Do we really want to pit minorities against each other. People think DEI is all about replacing white people with minorities in order to meet quotas, but increasingly it is about replacing minorities with other minorities.

My Asian American children were highly resentful of the fact that because Universities have "to many Asians", they get discriminated against. While many universities deny it, the combined board scores and GPA results of admitted students prove that some minorities (much more than "whites") are getting discriminated against while other minorities are benefiting. I put whites in quotation marks because often Persians and Indians who are "white" are discriminated against as much or more than people of European white ethnicity.

Interestingly, DEI often does little to help poor Americans, who regardless of skin color often need a hand due to poor public schools in urban and rural areas and instead most of the benefit of DEI is enjoyed by middle class minorities who are underachieving their peer group.

Am I suggesting that there are not any overachieving African Americans, Hispanics, and Native Americans (the three groups that most often benefit from DEI policies)... no. Everywhere I worked in my career, it was obvious to everyone which minorities "deserved" their positions based on their talent and which ones the company hired to hit a target.

Now stepping back from the unfairness of using skin color to pick who gets hired whether discriminating in favor of someone of color or against, there is an argument to be made that many jobs have multiple candidates who all meet the criteria of the job and when that is the case, who should a company pick?
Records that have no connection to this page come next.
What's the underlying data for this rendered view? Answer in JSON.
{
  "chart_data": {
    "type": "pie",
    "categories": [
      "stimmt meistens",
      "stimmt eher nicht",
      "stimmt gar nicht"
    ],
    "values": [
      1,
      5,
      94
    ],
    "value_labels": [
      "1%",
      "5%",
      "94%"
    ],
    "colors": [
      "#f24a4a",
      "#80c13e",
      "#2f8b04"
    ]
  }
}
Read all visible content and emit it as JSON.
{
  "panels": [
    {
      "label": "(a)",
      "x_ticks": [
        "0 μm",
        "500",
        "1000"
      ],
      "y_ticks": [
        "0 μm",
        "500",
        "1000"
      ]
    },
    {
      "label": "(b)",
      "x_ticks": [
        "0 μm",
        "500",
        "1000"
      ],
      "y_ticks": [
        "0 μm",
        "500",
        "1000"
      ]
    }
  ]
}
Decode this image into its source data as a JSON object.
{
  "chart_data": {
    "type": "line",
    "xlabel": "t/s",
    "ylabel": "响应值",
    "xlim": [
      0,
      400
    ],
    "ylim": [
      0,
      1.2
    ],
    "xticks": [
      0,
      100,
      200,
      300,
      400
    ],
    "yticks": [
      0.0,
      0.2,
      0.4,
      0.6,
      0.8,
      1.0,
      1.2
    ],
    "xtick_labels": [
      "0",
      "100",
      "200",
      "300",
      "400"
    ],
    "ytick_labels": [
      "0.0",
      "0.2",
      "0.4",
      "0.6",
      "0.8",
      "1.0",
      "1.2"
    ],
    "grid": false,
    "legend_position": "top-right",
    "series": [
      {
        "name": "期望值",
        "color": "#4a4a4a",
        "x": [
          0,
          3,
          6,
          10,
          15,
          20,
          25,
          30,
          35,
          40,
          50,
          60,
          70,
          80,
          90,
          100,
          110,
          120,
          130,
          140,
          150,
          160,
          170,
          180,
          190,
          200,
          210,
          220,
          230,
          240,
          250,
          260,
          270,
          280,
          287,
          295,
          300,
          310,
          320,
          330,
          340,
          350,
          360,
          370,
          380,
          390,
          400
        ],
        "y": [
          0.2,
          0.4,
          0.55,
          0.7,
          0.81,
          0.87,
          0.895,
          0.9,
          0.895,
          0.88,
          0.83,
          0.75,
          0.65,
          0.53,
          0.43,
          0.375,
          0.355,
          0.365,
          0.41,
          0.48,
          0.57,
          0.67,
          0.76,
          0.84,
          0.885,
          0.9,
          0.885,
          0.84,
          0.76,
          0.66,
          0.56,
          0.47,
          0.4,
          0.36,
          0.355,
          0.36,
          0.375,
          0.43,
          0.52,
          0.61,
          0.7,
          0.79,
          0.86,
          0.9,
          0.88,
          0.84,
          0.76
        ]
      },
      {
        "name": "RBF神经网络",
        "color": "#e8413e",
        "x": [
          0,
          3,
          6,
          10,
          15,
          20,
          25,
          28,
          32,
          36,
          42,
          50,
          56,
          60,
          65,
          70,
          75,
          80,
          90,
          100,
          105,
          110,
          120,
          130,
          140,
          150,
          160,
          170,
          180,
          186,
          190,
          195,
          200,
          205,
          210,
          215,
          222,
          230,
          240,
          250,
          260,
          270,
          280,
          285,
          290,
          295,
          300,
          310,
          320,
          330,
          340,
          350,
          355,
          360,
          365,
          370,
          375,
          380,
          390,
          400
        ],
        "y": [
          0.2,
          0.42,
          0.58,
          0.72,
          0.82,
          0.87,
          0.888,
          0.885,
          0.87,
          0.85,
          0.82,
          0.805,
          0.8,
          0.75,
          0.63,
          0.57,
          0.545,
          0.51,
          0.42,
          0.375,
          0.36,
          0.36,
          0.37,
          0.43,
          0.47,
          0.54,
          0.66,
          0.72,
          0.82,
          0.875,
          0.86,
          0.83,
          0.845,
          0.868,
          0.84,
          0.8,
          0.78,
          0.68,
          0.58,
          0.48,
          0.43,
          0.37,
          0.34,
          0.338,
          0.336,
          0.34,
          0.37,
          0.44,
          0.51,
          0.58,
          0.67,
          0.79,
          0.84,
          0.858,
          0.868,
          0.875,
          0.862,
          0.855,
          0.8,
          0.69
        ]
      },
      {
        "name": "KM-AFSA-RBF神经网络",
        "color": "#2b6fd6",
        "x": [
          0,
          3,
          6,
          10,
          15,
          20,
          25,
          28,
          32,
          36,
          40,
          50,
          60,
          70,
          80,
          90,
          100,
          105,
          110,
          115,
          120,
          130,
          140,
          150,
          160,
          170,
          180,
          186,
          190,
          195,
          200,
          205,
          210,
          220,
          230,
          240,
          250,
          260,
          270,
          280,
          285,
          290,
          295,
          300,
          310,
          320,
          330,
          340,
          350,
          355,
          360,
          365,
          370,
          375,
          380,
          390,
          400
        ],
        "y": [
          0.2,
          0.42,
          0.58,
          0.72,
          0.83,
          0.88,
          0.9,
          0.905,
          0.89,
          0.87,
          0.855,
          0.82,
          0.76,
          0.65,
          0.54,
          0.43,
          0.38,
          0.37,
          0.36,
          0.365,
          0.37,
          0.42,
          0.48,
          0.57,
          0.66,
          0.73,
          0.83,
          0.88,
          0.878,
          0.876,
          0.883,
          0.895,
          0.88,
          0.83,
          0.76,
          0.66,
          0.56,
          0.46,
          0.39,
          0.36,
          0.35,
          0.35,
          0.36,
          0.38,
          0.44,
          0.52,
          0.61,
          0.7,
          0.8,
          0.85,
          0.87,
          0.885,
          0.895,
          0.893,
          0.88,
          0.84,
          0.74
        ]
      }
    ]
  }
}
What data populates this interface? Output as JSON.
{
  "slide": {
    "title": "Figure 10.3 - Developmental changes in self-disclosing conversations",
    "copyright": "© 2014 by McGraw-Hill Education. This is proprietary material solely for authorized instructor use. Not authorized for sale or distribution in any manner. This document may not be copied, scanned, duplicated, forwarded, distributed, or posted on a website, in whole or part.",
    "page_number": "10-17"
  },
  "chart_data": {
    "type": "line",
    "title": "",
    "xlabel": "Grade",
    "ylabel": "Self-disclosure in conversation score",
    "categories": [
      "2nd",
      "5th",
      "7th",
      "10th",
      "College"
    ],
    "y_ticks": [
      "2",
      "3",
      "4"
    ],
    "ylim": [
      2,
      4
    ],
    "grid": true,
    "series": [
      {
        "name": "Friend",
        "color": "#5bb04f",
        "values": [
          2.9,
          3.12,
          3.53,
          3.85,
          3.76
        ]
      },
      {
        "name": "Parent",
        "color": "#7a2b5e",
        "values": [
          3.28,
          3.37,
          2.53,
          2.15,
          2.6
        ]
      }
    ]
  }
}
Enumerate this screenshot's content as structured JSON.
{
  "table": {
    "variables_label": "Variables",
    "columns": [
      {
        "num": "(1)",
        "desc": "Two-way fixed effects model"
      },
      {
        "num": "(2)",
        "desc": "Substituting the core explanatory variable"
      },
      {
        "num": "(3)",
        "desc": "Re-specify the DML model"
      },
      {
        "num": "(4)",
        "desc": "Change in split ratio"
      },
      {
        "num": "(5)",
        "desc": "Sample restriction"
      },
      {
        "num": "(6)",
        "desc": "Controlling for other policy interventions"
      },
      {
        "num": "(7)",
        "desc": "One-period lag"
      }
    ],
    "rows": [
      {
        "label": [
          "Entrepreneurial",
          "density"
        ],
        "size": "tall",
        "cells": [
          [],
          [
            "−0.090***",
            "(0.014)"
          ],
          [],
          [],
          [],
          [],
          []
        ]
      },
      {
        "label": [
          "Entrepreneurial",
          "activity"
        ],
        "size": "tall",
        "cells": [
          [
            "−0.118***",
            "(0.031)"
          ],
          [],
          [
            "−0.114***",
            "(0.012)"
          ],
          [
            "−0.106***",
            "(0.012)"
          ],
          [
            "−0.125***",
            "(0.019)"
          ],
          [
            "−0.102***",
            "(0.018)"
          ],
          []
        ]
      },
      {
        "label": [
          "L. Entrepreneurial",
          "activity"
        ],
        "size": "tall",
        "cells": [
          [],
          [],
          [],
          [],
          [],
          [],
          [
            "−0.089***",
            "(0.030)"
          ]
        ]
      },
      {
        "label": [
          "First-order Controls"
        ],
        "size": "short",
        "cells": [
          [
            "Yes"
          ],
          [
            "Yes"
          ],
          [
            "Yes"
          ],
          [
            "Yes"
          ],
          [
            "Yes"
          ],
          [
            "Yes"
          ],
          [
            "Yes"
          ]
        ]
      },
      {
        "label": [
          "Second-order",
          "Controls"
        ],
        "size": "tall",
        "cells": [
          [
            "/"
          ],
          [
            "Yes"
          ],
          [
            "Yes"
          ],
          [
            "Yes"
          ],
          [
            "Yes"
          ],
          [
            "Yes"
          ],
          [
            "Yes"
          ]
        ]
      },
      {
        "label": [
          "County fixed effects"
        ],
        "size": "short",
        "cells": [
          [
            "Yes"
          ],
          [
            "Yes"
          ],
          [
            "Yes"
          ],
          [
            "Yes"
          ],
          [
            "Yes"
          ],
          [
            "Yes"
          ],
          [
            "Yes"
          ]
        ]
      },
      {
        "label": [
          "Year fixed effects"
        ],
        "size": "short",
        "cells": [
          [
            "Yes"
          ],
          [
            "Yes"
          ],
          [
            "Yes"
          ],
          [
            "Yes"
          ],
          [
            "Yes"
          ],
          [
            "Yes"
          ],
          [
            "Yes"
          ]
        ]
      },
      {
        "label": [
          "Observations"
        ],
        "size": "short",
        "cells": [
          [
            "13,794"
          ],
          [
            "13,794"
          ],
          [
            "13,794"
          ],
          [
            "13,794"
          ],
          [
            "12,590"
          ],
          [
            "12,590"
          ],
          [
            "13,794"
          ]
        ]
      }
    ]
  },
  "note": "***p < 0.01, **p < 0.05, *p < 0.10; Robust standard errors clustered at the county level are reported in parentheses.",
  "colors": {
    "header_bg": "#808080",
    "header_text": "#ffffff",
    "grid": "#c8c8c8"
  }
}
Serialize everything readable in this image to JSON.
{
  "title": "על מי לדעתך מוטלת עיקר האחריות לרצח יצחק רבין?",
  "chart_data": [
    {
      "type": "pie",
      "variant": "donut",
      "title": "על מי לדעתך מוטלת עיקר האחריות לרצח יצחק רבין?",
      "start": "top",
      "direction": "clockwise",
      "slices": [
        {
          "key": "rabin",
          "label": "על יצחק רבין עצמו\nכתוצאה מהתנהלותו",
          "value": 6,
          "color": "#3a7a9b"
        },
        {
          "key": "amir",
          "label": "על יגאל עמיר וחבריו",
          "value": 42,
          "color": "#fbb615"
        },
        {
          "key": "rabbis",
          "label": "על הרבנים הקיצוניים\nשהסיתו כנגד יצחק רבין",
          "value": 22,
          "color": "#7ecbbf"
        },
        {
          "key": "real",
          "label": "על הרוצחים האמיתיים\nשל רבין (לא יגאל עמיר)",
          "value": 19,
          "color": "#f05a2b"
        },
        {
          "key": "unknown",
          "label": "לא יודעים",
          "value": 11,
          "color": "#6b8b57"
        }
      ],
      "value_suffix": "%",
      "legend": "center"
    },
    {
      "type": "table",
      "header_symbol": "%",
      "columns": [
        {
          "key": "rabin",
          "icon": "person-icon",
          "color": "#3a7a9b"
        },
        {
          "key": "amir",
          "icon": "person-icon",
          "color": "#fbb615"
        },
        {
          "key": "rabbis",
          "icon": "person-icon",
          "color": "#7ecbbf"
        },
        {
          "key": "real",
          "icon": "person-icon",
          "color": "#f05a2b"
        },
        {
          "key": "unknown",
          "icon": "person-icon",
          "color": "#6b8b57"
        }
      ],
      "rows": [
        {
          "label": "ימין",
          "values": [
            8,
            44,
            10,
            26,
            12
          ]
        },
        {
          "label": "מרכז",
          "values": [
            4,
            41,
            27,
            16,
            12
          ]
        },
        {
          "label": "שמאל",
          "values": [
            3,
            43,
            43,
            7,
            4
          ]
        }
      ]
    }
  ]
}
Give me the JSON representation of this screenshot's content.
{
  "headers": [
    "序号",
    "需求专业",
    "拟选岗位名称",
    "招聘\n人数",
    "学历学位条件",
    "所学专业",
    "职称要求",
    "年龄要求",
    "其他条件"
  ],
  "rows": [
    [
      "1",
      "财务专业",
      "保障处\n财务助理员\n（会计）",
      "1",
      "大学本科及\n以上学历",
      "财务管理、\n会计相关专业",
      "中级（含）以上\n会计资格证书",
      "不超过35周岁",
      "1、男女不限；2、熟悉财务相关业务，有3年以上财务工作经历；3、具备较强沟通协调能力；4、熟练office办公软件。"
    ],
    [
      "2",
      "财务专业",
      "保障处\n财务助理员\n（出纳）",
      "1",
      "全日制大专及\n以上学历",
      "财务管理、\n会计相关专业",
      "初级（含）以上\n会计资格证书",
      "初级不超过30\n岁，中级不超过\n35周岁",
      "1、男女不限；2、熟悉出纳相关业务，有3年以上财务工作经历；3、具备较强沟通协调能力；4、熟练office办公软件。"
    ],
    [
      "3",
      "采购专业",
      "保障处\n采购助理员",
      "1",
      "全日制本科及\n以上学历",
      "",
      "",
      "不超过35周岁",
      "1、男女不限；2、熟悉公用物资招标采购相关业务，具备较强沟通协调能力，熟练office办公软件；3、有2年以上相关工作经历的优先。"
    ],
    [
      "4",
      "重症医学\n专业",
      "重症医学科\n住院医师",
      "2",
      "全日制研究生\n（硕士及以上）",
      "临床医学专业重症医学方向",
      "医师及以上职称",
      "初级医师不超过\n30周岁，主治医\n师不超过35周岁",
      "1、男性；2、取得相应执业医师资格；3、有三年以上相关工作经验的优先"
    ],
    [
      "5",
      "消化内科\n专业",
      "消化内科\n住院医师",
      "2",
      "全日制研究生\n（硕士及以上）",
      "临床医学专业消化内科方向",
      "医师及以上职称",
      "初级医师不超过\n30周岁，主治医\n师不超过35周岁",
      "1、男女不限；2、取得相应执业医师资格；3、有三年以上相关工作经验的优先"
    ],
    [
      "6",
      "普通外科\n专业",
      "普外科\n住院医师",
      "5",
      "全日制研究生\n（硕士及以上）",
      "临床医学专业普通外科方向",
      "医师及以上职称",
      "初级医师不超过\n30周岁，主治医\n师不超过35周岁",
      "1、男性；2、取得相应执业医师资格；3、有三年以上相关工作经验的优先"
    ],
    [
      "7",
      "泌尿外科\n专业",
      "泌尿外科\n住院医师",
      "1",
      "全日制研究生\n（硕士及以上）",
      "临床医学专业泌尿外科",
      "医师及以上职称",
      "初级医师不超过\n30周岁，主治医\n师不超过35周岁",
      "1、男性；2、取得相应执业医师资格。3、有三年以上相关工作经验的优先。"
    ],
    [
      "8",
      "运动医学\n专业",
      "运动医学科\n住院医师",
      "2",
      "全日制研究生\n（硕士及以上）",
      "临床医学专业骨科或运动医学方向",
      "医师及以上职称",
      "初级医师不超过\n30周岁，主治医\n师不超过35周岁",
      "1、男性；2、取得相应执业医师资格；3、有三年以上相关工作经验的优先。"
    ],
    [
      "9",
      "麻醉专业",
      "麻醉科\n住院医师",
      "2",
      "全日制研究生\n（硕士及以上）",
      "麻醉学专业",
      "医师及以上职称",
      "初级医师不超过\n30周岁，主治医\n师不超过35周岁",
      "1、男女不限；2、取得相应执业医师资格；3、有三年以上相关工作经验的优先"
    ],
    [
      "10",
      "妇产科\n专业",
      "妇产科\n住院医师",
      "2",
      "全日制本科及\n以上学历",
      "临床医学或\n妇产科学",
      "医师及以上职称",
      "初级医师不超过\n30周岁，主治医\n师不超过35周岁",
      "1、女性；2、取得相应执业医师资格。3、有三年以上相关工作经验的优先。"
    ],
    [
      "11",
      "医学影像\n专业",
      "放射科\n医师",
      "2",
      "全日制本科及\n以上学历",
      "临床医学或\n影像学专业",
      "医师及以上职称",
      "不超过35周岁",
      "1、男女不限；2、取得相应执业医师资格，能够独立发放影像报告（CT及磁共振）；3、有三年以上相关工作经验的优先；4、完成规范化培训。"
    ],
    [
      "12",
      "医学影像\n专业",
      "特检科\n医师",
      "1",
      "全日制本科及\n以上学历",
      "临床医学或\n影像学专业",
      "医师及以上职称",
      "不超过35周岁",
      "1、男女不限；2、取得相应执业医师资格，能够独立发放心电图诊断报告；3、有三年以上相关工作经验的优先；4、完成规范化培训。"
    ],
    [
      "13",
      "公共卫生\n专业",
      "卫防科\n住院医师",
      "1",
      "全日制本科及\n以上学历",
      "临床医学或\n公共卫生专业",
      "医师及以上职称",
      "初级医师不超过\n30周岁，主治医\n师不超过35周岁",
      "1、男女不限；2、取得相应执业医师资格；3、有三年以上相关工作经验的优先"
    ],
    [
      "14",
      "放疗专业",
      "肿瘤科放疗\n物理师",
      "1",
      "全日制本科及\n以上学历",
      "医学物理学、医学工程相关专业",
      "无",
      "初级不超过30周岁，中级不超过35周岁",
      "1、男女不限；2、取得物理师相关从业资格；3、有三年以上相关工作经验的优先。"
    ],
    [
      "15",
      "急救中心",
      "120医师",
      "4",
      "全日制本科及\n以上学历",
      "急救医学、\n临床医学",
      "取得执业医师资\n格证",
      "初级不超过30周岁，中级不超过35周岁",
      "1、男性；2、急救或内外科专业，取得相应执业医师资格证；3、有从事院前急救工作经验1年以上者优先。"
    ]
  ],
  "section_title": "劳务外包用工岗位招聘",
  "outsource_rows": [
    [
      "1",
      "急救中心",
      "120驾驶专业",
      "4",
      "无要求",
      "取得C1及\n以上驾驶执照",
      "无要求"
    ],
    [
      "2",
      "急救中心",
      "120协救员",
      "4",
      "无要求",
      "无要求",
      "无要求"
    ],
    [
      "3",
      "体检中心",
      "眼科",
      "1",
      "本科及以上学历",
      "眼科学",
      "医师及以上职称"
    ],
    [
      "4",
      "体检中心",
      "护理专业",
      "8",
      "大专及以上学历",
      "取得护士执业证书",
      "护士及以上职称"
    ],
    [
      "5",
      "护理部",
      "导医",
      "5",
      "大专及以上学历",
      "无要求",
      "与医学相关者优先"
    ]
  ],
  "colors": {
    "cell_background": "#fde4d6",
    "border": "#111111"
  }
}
My experience working for several national and multi-national public corporations is they tend to favor the minority candidate long before DEI ever existed as a policy.

Most major companies want diversity, equal opportunity, and inclusiveness... why because good companies are based on good people and to attract the best people, you need every qualified candidate regardless of their individual demographic traits to want to work for your company.

If your company comes across as a discriminatory one, whether that is affirmative action, DEI, or racism, you will lose some of the most qualified potential employees who see bigotry in any form as bad.